OPH : un pilier du logement social à défendre

Dans le monde des bailleurs sociaux (qui comprend aussi les Entreprises sociales pour l’habitat et les coopératives HLM ) les Offices publics de l’habitat (OPH), acteurs historiques du logement social, sont les seuls à avoir un statut d’établissement public. Créés et pilotés par les collectivités, ils incarnent l’intérêt général et la vocation première du logement social : loger ceux qui en ont le plus besoin dans les territoires, hors de toute logique de profit. Ensemble, avec leurs coopératives rattachées et les Sociétés anonymes de coordination (SAC), ils gèrent plus de 2 millions de logements, abritant près de 5 millions de personnes.
Les OPH et structures associées, loin d’être de simples gestionnaires de logements, sont un levier de la politique publique du logement, au croisement de la cohésion sociale, de l’aménagement du territoire, de l’emploi, des mobilités et de la transition écologique. Car le logement est un sujet central qui conditionne l’accès au travail, à l’école, à la santé, aux services publics et à l’autonomie.
Le logement social doit redevenir une priorité nationale
Pour l’UNSA, répondre à la crise du logement suppose un choix politique clair : refaire du logement social une priorité. Les besoins explosent, les délais d’attente s’allongent. Les salariés, les jeunes, les familles monoparentales ou les retraités modestes peinent à se loger, tandis que les classes populaires et moyennes sont repoussées toujours plus loin des centres urbains.
Pour cela, il faut relancer une politique ambitieuse de construction et de rénovation, soutenir durablement les bailleurs sociaux et adapter l’offre aux besoins : petits logements, accessibilité, logements familiaux dans les bassins d’emploi, réponse renforcée pour les étudiants. Le logement social ne doit plus être une variable d’ajustement budgétaire : c’est un investissement social, économique et écologique.
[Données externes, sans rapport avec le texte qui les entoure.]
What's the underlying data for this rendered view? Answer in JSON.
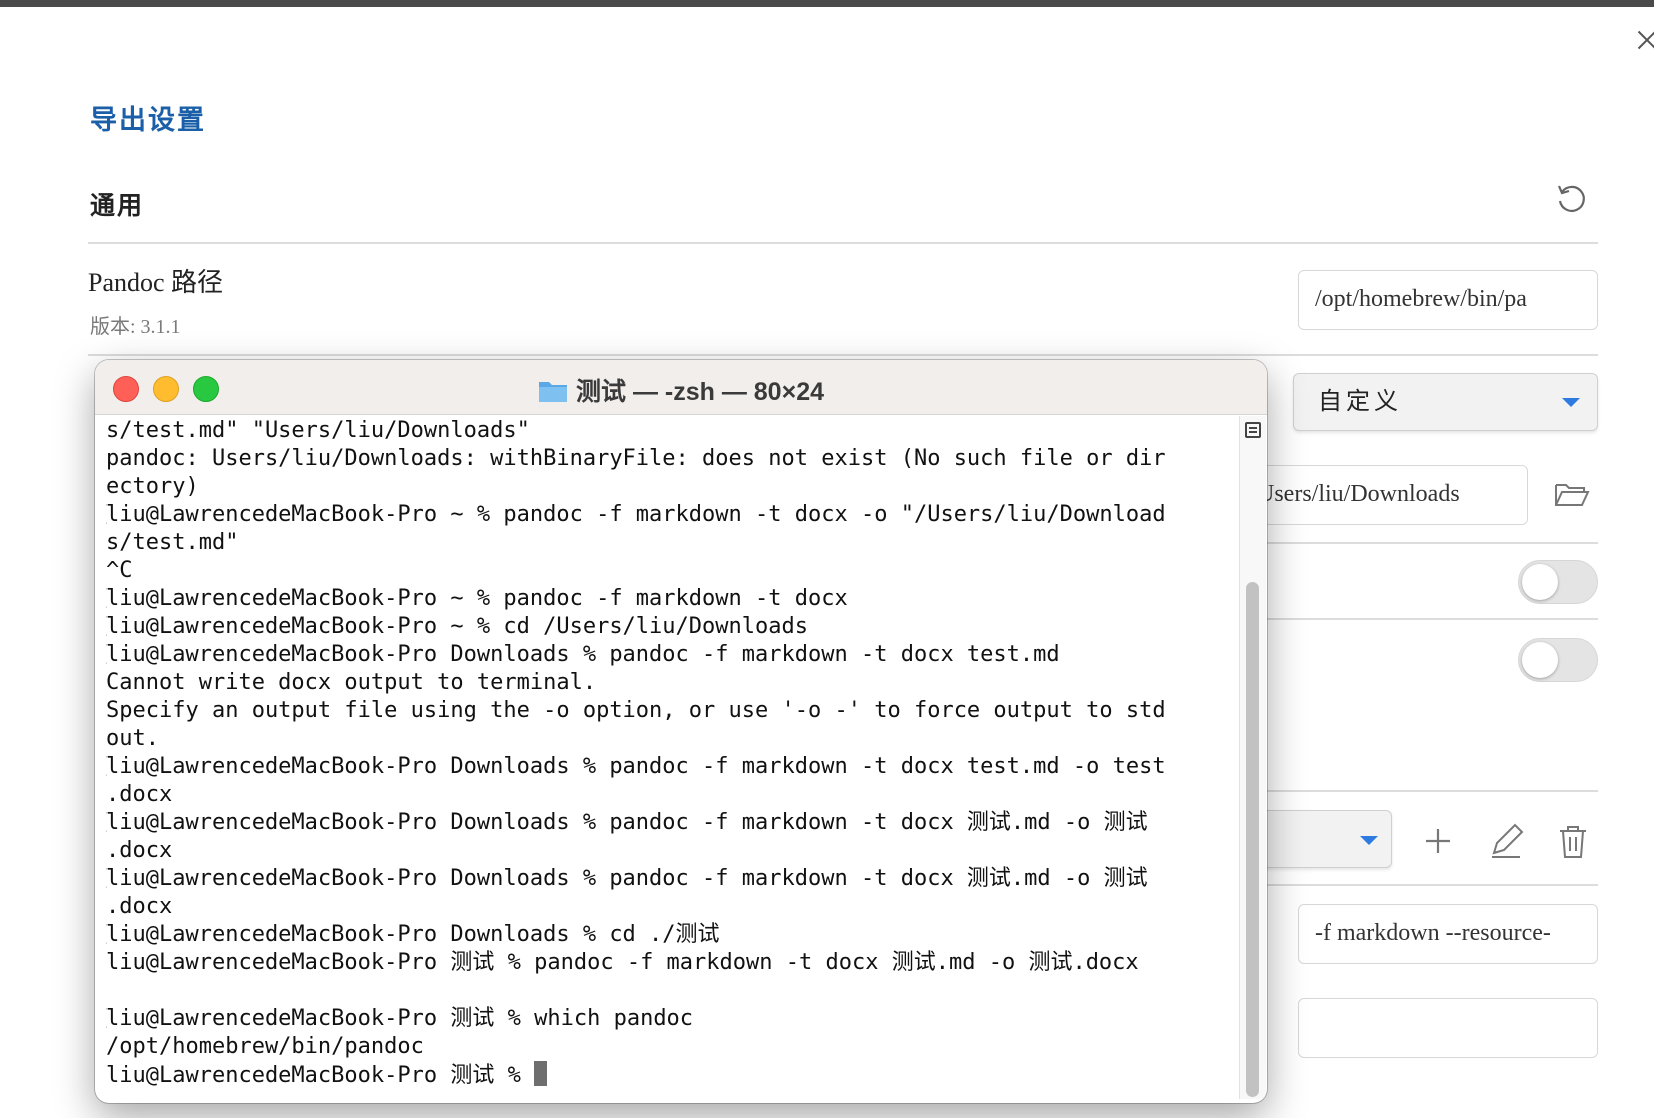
{
  "settings": {
    "title": "导出设置",
    "section_general": "通用",
    "pandoc_path_label": "Pandoc 路径",
    "pandoc_version": "版本: 3.1.1",
    "pandoc_path_value": "/opt/homebrew/bin/pa",
    "profile_select_value": "自定义",
    "output_dir_value": "Users/liu/Downloads",
    "args_value": "-f markdown --resource-",
    "empty_field_value": ""
  },
  "icons": {
    "reset": "reset-icon",
    "folder": "folder-open-icon",
    "add": "plus-icon",
    "edit": "pencil-icon",
    "delete": "trash-icon",
    "close": "close-icon"
  },
  "terminal": {
    "title": "测试 — -zsh — 80×24",
    "lines": [
      {
        "text": "s/test.md\" \"Users/liu/Downloads\"",
        "l": false,
        "r": false
      },
      {
        "text": "pandoc: Users/liu/Downloads: withBinaryFile: does not exist (No such file or dir",
        "l": false,
        "r": false
      },
      {
        "text": "ectory)",
        "l": false,
        "r": false
      },
      {
        "text": "liu@LawrencedeMacBook-Pro ~ % pandoc -f markdown -t docx -o \"/Users/liu/Download",
        "l": true,
        "r": true
      },
      {
        "text": "s/test.md\"",
        "l": false,
        "r": false
      },
      {
        "text": "^C",
        "l": false,
        "r": false
      },
      {
        "text": "liu@LawrencedeMacBook-Pro ~ % pandoc -f markdown -t docx",
        "l": true,
        "r": true
      },
      {
        "text": "liu@LawrencedeMacBook-Pro ~ % cd /Users/liu/Downloads",
        "l": true,
        "r": true
      },
      {
        "text": "liu@LawrencedeMacBook-Pro Downloads % pandoc -f markdown -t docx test.md",
        "l": true,
        "r": true
      },
      {
        "text": "Cannot write docx output to terminal.",
        "l": false,
        "r": false
      },
      {
        "text": "Specify an output file using the -o option, or use '-o -' to force output to std",
        "l": false,
        "r": false
      },
      {
        "text": "out.",
        "l": false,
        "r": false
      },
      {
        "text": "liu@LawrencedeMacBook-Pro Downloads % pandoc -f markdown -t docx test.md -o test",
        "l": true,
        "r": true
      },
      {
        "text": ".docx",
        "l": false,
        "r": false
      },
      {
        "text": "liu@LawrencedeMacBook-Pro Downloads % pandoc -f markdown -t docx 测试.md -o 测试",
        "l": true,
        "r": true
      },
      {
        "text": ".docx",
        "l": false,
        "r": false
      },
      {
        "text": "liu@LawrencedeMacBook-Pro Downloads % pandoc -f markdown -t docx 测试.md -o 测试",
        "l": true,
        "r": true
      },
      {
        "text": ".docx",
        "l": false,
        "r": false
      },
      {
        "text": "liu@LawrencedeMacBook-Pro Downloads % cd ./测试",
        "l": true,
        "r": true
      },
      {
        "text": "liu@LawrencedeMacBook-Pro 测试 % pandoc -f markdown -t docx 测试.md -o 测试.docx",
        "l": false,
        "r": false
      },
      {
        "text": "",
        "l": false,
        "r": false
      },
      {
        "text": "liu@LawrencedeMacBook-Pro 测试 % which pandoc",
        "l": true,
        "r": true
      },
      {
        "text": "/opt/homebrew/bin/pandoc",
        "l": false,
        "r": false
      },
      {
        "text": "liu@LawrencedeMacBook-Pro 测试 % ",
        "l": false,
        "r": false,
        "cursor": true
      }
    ]
  }
}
Or l’État continue à se désengager : baisse des financements, transferts de charges non compensés, pression accrue sur les organismes. Ceci fragilise la capacité des acteurs, dont les OPH et structures associées, à construire, rénover, entretenir le parc, maintenir un service de proximité de qualité et à garantir leur mission de service.
Défendre les personnels, c’est aussi défendre le service public du logement
Dans ce contexte, les agentes et agents, salariées et salariés des OPH et structures associées subissent les contradictions d’une politique qui les contraint à faire toujours plus avec toujours moins : pression sur les effectifs, charge de travail accrue, conditions d’emploi fragilisées, perte de sens, stagnation salariale, montée des risques psychosociaux. Or il n’y a pas de politique du logement efficace sans personnels qualifiés, respectés et associés aux choix de gestion.
L’UNSA défend à la fois les droits des personnels et la qualité du service. Cela suppose un dialogue social réel, la reconnaissance des métiers, des parcours et des compétences ainsi qu’une gestion qui ne soit pas dictée par la seule logique financière.